Art Brut to mixtape na którym mieszają się dwa skrajne światy – brudu i sterylności. Jawiąca się w tekstach Oskara ciemna strona rzeczywistości – pełna seksu, alkoholu, narkotyków i szemranych interesów – okraszona surowym językiem, łączy się bitami stworzonymi z sampli zaczerpniętych z polskiego synth-popu. Specyficzny flow Oskara dał powiew świeżości na krajowej scenie hip-hopowej, a jego sposób budowania narracji postawił go w czołówce polskich storytellerów. W połączeniu z podkładami Steeza całość robi piorunujące wrażenie.

Natalia Przybysz – Prąd

Lepiej tej płyty nazwać nie można. Prąd to płyta z silnym ładunkiem emocjonalnym – od nastrojowych ballad, bluesa przez funk, na rockowych numerach skończywszy. Na pierwszy plan wysuwa się tu również gitara elektryczna, która przy poprzednich albumach Natalii nie była tak wyeksponowana. Głos Natalii Przybysz potrafi zahipnotyzować zarówno ciepłym soulowym brzmieniem, jak i zadziorną chrypą. Przybysz, poza prezentacją niezwykle przemyślanych i pięknych piosenek z własnego repertuaru, udowadnia, że jeszcze wiele można wyciągnąć z muzyki Niemena i Nalepy.

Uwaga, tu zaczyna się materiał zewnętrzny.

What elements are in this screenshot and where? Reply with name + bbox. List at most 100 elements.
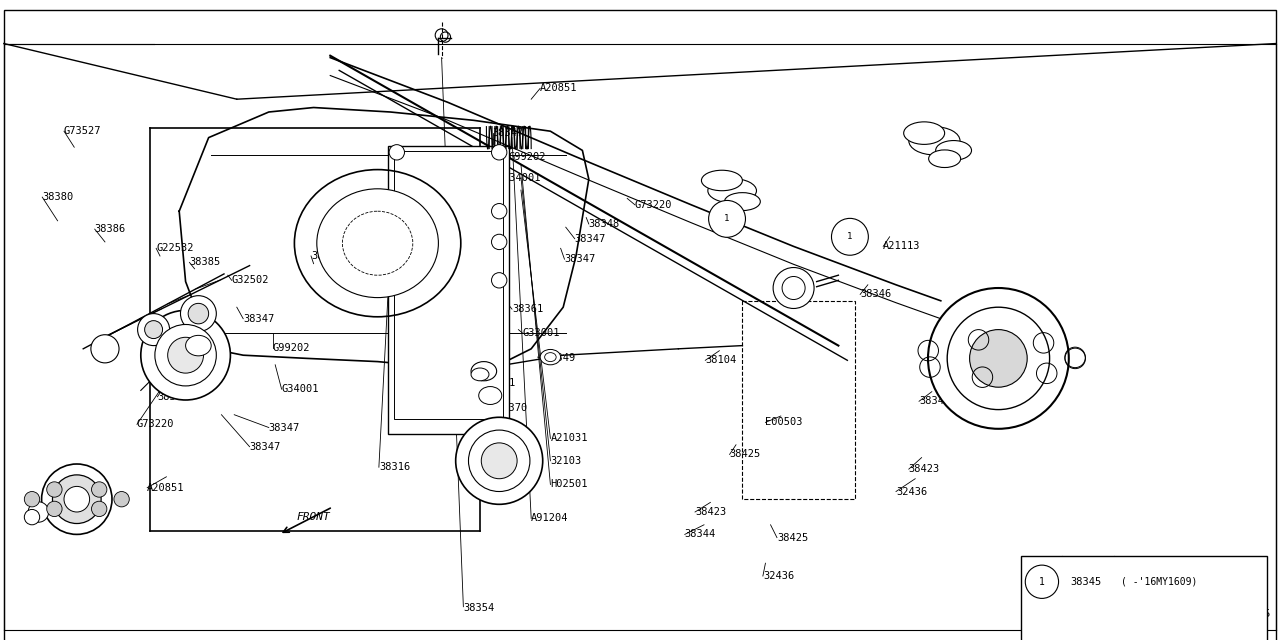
Ellipse shape (138, 314, 169, 346)
Text: 38423: 38423 (695, 507, 726, 517)
Ellipse shape (468, 430, 530, 492)
Circle shape (47, 501, 63, 516)
Circle shape (28, 502, 49, 522)
Text: G99202: G99202 (508, 152, 545, 162)
Ellipse shape (316, 189, 438, 298)
Ellipse shape (540, 349, 561, 365)
Circle shape (24, 509, 40, 525)
Ellipse shape (180, 296, 216, 332)
Text: G33001: G33001 (522, 328, 559, 338)
Text: 38354: 38354 (463, 603, 494, 613)
Ellipse shape (456, 417, 543, 504)
Text: 1: 1 (1039, 577, 1044, 587)
Circle shape (492, 273, 507, 288)
Ellipse shape (471, 362, 497, 381)
Ellipse shape (773, 268, 814, 308)
Ellipse shape (479, 387, 502, 404)
Text: 38104: 38104 (705, 355, 736, 365)
Text: G73527: G73527 (64, 126, 101, 136)
Text: 38421: 38421 (934, 374, 965, 384)
Circle shape (492, 145, 507, 160)
Circle shape (492, 234, 507, 250)
Text: 38312: 38312 (311, 251, 342, 261)
Text: G34001: G34001 (282, 384, 319, 394)
Text: 38385: 38385 (189, 257, 220, 268)
Circle shape (24, 492, 40, 507)
Text: G32502: G32502 (232, 275, 269, 285)
Text: 38316: 38316 (379, 462, 410, 472)
Ellipse shape (481, 443, 517, 479)
Text: 38371: 38371 (484, 378, 515, 388)
Text: 38348: 38348 (157, 392, 188, 402)
Circle shape (389, 204, 404, 219)
Ellipse shape (64, 486, 90, 512)
Text: 38361: 38361 (512, 304, 543, 314)
Text: 38386: 38386 (95, 224, 125, 234)
Text: A21031: A21031 (550, 433, 588, 444)
Text: 38370: 38370 (497, 403, 527, 413)
Ellipse shape (168, 337, 204, 373)
Circle shape (709, 200, 745, 237)
Ellipse shape (141, 310, 230, 400)
Text: 38347: 38347 (564, 254, 595, 264)
Text: 38347: 38347 (243, 314, 274, 324)
Bar (1021, 556, 1267, 640)
Circle shape (46, 482, 61, 497)
Bar (394, 151, 503, 419)
Ellipse shape (928, 288, 1069, 429)
Text: 32436: 32436 (896, 486, 927, 497)
Text: A21113: A21113 (883, 241, 920, 252)
Ellipse shape (904, 122, 945, 145)
Ellipse shape (471, 368, 489, 381)
Text: 38349: 38349 (544, 353, 575, 364)
Ellipse shape (936, 141, 972, 160)
Ellipse shape (155, 324, 216, 386)
Text: 38346: 38346 (860, 289, 891, 300)
Ellipse shape (91, 335, 119, 363)
Ellipse shape (970, 330, 1028, 387)
Text: G99202: G99202 (273, 342, 310, 353)
Circle shape (832, 218, 868, 255)
Circle shape (92, 501, 108, 516)
Ellipse shape (52, 475, 101, 524)
Text: 38347: 38347 (269, 422, 300, 433)
Ellipse shape (145, 321, 163, 339)
Text: 32103: 32103 (550, 456, 581, 466)
Bar (388, 146, 509, 434)
Text: G22532: G22532 (156, 243, 193, 253)
Text: G34001: G34001 (503, 173, 540, 183)
Ellipse shape (947, 307, 1050, 410)
Ellipse shape (701, 170, 742, 191)
Text: G73220: G73220 (635, 200, 672, 210)
Circle shape (114, 492, 129, 507)
Text: 1: 1 (847, 232, 852, 241)
Circle shape (389, 145, 404, 160)
Text: ( -'16MY1609): ( -'16MY1609) (1121, 577, 1198, 587)
Text: A91204: A91204 (531, 513, 568, 524)
Ellipse shape (929, 150, 960, 168)
Text: FRONT: FRONT (297, 512, 330, 522)
Text: 38344: 38344 (685, 529, 716, 540)
Text: A195001185: A195001185 (1203, 609, 1271, 620)
Text: E00503: E00503 (765, 417, 803, 428)
Ellipse shape (188, 303, 209, 324)
Circle shape (92, 482, 108, 497)
Text: G73220: G73220 (137, 419, 174, 429)
Text: 38348: 38348 (589, 219, 620, 229)
Text: 38345: 38345 (1070, 577, 1101, 587)
Text: 38380: 38380 (42, 192, 73, 202)
Text: 38425: 38425 (777, 532, 808, 543)
Ellipse shape (186, 335, 211, 356)
Ellipse shape (41, 464, 113, 534)
Circle shape (492, 204, 507, 219)
Circle shape (389, 273, 404, 288)
Text: 38425: 38425 (730, 449, 760, 460)
Text: 27011: 27011 (68, 481, 99, 492)
Ellipse shape (708, 179, 756, 203)
Ellipse shape (909, 127, 960, 155)
Text: A20851: A20851 (540, 83, 577, 93)
Text: H02501: H02501 (550, 479, 588, 490)
Circle shape (389, 234, 404, 250)
Circle shape (1025, 565, 1059, 598)
Text: A20851: A20851 (147, 483, 184, 493)
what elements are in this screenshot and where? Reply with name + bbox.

Ten Typ Mes – Trzeba było zostać dresiarzem

Ten Typ Mes w końcu udowodnił, że potrafi rapować o czymś innym niż o sobie, kolegach i wspólnie przeżytych melanżach. Na Trzeba było… jawi się on jako uważny obserwator naszej zwariowanej rzeczywistości. Trafnie wyłapuje i barwnie opisuje „Januszy”, dresiarzy i całą resztę naszego „folkloru”, za każdym razem pointując celnie z dużą dawką autorefleksji. W parze z treścią idzie nienaganna forma – Mes popisuje się zawodową techniką rapu, muzycznie zaś album prezentuje szerokie spektrum podkładów – od oldschoolowych bitów w klimacie Dr. Dre po nowoczesne „cykacze”.

Warszawskie Combo Taneczne – Przyznaj się

Warszawskie Combo Taneczne to zespół założony przez Jana Młynarskiego, który za cel wziął sobie odświeżenie klimatu piosenek międzywojnia i okupacji. Wspieranemu przez niesamowicie zdolnych muzyków (m.in.: Piotra Zabrockiego, czy Tomasza Dudę) Młynarskiemu udaje się wydobyć z warszawskiego folkloru romantyczną nutę. Muzyka WCT brzmi bardziej nostalgicznie (choćby za sprawą rewelacyjnych partii piły!) niż dokonania choćby Szwagra Kolaski, jednocześnie nie tracąc nic z taneczności.

Xxanaxx – Triangles

Triangles może nie zaskakuje oryginalnością, ale duet Klaudia Szafrańska i Michał Wasilewski stworzyli album, którego brakowało na polskim rynku, ożywionym przez zeszłoroczny debiut Bokka. Delikatny, niemal dziewczęcy głos Klaudi Szafrańskiej świetnie współgra z muzyką Wasilewskiego. Twórczość Xxanaxxu balansuje gdzieś pomiędzy muzyką taneczną, a chillwave’em na poziomie wykonawczym, który może zapewnić duetowi międzynarodowy rozgłos.